At the same time, the Comptroller said, the OCC takes tremendous pride in its ability to deliver a high level of protection to consumers nationwide without subjecting national banks to excessive and costly regulation.
In one recent case, Mr. Hawke said, the OCC brought an action against a bank on behalf of consumers nationwide — and won more than $300 million for customers wronged by the bank's marketing practices. That decision involved a groundbreaking interpretation of the Federal Trade Commission Act.
In his speech, the Comptroller described the role of federal preemption. Acting under the Supremacy Clause of the Constitution, the courts have consistently limited the ability of states to prevent or significantly interfere with lawful activities of national banks. The courts have held that states may not prevent national banks from engaging in congressionally-granted powers, or stand as an obstacle to the purposes for which the national bank charter was created. In addition, the states may not regulate at all in areas where federal interest predominates or where Congress has fully "occupied the field."
"The Office of the Comptroller of the Currency was created to charter and supervise national banks, which would serve as instruments of a uniform and secure national currency, and help stabilize and support the national economy," said the Comptroller.
"Operating under a broad and potent grant of enumerated powers and such ‘incidental powers as shall be necessary to carry on the business of banking,' the national banks were designed from the outset to carry on the business under uniform rules, uniformly high standards, and uniform federal supervision," Mr. Hawke added.
The Comptroller noted that preemption must be "value-blind" with respect to the desirability of the state law involved. In preemption situations, the only relevant issue is whether the state law would impair or significantly interfere with a national bank's exercise of powers granted to it under federal law.
The Comptroller raised one caution about preemption. "The benefit that national banks enjoy by reason of this important constitutional doctrine cannot be treated as a piece of disposable property that a bank may rent out to a third party that is not a national bank. Preemption is not like excess space in a bank-owned office building. It is an inalienable right of the bank itself."
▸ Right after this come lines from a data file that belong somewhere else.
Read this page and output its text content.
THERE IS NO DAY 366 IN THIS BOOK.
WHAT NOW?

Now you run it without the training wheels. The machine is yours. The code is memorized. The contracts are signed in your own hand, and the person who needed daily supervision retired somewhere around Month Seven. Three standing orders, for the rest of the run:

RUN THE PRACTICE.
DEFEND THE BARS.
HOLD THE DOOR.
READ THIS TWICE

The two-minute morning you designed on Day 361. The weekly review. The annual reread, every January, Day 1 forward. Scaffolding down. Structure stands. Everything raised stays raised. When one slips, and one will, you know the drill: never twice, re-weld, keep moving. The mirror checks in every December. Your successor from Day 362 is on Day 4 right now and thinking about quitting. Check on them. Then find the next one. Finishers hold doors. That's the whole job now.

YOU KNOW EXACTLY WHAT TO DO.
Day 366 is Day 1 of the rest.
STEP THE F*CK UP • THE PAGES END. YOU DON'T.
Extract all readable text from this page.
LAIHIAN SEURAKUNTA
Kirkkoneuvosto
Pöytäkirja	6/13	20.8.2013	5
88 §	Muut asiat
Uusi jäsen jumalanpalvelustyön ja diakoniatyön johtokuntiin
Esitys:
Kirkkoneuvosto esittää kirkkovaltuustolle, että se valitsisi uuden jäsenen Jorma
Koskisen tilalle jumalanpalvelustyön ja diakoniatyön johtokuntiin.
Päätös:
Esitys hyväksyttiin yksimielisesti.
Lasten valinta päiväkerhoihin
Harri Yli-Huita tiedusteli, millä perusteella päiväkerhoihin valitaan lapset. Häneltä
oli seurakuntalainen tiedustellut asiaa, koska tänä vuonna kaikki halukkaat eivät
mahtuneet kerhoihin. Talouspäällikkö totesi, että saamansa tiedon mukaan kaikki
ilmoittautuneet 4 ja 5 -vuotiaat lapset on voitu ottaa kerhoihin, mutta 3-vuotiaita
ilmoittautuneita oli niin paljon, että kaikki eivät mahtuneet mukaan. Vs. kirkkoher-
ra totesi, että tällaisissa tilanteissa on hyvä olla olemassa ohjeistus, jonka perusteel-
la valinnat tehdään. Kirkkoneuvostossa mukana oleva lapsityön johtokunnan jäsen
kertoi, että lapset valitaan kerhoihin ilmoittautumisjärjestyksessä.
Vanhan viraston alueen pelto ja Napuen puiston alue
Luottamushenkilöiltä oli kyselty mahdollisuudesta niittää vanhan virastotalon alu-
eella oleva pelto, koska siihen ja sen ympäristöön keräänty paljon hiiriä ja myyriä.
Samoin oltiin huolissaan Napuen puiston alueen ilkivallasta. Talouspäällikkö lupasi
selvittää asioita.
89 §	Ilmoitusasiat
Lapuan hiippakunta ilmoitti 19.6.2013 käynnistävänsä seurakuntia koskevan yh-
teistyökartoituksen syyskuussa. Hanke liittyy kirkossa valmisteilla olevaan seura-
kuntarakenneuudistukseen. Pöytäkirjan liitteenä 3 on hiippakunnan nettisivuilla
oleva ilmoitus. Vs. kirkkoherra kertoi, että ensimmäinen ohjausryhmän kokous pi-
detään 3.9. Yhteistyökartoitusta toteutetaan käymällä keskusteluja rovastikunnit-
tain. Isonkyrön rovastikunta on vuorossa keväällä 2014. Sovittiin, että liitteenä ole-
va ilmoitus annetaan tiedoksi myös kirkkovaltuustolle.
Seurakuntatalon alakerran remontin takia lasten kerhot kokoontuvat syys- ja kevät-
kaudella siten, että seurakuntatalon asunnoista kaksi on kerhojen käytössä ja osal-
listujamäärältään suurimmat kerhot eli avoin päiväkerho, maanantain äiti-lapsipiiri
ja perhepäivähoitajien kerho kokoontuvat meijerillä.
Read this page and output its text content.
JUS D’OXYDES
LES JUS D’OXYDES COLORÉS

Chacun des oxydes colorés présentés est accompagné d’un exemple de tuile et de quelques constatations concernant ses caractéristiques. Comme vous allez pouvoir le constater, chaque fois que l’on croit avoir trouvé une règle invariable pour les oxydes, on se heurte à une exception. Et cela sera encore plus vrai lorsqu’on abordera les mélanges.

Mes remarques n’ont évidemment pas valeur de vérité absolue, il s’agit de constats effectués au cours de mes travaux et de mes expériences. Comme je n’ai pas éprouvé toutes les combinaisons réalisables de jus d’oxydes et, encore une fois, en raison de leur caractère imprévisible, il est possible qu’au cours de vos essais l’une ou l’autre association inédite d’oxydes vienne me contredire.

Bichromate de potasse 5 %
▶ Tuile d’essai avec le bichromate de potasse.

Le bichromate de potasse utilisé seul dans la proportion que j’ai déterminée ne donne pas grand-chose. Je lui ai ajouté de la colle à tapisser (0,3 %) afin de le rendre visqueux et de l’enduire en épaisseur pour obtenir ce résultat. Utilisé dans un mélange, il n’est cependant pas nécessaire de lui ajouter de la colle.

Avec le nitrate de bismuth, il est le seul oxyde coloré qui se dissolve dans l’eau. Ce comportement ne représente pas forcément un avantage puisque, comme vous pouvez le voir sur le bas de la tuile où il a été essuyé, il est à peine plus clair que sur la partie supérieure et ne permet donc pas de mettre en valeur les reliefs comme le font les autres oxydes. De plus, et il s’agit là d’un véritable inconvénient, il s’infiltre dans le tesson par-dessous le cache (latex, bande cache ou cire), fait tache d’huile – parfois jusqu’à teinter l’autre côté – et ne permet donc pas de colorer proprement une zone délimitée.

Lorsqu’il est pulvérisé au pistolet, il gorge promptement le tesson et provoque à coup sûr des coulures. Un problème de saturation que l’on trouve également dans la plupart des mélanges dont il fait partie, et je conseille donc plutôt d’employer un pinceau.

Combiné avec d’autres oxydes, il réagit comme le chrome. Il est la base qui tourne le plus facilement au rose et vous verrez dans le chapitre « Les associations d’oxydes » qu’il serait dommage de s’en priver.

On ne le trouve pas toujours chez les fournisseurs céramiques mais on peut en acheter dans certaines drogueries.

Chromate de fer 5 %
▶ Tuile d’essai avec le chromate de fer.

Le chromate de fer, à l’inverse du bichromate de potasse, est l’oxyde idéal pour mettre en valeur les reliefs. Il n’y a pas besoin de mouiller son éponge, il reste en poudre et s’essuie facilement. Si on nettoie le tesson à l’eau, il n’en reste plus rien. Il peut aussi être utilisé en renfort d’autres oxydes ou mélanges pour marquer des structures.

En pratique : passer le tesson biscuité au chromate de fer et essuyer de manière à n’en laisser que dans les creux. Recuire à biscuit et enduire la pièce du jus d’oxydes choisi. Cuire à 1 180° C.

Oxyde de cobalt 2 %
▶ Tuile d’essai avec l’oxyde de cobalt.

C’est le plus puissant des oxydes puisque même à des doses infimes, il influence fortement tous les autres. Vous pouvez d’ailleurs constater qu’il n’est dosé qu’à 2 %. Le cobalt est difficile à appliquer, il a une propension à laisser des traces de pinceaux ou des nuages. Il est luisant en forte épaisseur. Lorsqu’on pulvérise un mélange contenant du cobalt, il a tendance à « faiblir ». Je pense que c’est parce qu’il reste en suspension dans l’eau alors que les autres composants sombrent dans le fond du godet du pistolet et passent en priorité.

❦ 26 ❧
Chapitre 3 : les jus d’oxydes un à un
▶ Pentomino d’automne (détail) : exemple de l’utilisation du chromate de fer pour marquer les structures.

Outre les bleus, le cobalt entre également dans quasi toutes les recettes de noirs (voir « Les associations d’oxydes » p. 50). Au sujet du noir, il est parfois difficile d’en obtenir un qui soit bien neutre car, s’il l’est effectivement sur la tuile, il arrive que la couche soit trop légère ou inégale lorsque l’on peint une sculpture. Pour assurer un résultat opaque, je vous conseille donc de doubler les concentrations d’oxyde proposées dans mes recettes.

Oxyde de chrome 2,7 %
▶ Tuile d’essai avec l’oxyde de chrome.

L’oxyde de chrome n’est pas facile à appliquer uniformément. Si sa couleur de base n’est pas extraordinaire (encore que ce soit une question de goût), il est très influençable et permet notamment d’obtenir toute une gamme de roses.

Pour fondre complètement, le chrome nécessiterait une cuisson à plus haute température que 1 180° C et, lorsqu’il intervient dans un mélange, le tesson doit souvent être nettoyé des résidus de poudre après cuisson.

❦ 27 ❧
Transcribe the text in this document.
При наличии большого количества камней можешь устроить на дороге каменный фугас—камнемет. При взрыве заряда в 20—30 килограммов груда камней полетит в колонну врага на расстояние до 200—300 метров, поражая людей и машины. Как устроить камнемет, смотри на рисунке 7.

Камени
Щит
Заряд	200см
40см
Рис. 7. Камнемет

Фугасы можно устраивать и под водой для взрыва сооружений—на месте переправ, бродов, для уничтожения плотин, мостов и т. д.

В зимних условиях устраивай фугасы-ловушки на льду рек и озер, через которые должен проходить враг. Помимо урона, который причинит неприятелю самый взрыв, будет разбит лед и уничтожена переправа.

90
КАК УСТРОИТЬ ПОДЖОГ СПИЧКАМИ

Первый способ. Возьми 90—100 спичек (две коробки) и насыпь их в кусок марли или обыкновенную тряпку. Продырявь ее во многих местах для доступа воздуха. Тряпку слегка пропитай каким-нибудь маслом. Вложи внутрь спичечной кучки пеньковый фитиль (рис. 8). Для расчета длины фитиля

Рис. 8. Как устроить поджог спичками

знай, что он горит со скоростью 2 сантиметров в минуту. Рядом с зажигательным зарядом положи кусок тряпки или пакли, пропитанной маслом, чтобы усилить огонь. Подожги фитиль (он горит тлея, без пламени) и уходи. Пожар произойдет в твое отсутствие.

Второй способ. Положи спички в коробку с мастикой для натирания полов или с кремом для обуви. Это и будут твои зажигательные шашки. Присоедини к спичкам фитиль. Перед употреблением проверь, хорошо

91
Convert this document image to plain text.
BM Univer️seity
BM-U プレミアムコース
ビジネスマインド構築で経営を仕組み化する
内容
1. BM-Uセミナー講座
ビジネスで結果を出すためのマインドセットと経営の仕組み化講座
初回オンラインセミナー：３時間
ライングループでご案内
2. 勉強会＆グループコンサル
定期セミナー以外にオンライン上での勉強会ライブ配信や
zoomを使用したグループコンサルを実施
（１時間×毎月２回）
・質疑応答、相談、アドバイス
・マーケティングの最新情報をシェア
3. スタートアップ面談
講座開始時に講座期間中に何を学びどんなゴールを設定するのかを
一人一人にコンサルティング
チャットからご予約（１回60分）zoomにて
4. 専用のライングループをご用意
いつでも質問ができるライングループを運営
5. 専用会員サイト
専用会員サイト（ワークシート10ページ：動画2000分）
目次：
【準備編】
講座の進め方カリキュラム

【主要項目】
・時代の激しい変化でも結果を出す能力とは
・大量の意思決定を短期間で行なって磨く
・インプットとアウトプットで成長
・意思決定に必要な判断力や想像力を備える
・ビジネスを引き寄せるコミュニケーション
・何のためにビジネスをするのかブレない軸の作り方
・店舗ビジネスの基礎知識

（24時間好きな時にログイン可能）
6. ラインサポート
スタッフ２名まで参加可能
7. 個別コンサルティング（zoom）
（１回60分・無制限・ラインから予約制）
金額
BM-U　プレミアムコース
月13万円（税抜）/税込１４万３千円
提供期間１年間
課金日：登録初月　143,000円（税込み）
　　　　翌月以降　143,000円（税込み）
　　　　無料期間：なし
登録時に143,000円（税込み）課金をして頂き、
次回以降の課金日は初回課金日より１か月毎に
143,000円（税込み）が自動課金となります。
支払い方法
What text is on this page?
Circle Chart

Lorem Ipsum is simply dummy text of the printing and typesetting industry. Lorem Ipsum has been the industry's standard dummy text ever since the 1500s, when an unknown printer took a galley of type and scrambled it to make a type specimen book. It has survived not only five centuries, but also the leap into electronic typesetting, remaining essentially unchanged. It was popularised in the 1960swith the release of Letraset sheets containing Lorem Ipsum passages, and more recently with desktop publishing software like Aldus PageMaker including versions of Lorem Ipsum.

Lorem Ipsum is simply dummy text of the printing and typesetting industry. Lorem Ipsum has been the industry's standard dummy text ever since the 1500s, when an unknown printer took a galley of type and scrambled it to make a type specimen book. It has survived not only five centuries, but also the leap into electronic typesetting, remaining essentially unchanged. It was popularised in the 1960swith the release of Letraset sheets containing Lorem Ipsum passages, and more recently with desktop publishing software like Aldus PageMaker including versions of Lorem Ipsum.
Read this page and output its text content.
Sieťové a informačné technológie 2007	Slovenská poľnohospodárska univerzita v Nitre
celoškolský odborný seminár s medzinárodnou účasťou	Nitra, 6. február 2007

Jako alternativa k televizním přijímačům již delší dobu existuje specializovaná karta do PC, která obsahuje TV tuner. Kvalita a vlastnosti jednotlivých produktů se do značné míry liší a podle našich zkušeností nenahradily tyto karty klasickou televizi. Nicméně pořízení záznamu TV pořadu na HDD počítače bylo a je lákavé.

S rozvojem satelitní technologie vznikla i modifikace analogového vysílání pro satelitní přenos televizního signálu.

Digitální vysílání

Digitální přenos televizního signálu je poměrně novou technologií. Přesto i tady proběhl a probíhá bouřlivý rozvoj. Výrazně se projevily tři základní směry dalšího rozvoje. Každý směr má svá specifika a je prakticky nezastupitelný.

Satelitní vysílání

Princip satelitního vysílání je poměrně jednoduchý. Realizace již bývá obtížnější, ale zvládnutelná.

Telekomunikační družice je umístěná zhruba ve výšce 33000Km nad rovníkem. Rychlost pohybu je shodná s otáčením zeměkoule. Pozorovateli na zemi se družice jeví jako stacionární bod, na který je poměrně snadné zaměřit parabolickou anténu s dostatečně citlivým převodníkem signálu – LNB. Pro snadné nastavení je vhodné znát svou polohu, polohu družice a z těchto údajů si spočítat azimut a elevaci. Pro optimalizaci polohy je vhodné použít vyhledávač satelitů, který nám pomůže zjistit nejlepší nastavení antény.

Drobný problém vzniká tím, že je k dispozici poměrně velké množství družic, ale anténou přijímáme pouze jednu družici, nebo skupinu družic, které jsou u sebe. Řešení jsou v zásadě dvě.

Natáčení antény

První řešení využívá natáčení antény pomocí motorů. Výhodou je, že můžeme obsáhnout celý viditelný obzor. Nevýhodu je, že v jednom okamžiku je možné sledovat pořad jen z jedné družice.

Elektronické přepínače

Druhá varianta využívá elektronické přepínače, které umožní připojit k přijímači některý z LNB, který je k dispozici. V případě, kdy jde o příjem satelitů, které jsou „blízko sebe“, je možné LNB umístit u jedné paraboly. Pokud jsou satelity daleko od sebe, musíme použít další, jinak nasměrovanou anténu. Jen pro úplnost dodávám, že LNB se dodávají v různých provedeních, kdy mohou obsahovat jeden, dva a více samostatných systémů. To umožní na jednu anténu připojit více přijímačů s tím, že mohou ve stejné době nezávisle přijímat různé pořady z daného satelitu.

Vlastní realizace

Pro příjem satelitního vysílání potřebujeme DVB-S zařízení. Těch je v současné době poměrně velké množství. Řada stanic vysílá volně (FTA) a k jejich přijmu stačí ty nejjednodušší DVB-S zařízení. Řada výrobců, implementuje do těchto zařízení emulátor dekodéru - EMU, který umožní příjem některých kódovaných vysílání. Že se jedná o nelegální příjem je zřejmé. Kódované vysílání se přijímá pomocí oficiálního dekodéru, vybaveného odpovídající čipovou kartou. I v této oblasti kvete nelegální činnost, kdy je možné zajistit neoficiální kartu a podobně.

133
In the case of the payday lending industry, Mr. Hawke said, the OCC has opposed arrangements in which third parties effectively "rent out" the preemption privileges of a national bank for the sole purpose of evading state law.
"Not only do these arrangements constitute an abuse of the national charter, but they are highly conducive to the creation of safety and soundness problems at the bank, which may not have the capacity to manage effectively a multistate loan origination operation that is in reality the business of the payday lender."
While some state laws may be preempted because they conflict with federal law, Mr. Hawke noted that the OCC enforces an array of federal consumer protection laws on behalf of bank customers nationwide.
"We conscientiously enforce all of those laws," he said. "In fact, we have more than 300 examiners who spend all or part of their time on consumer protection compliance."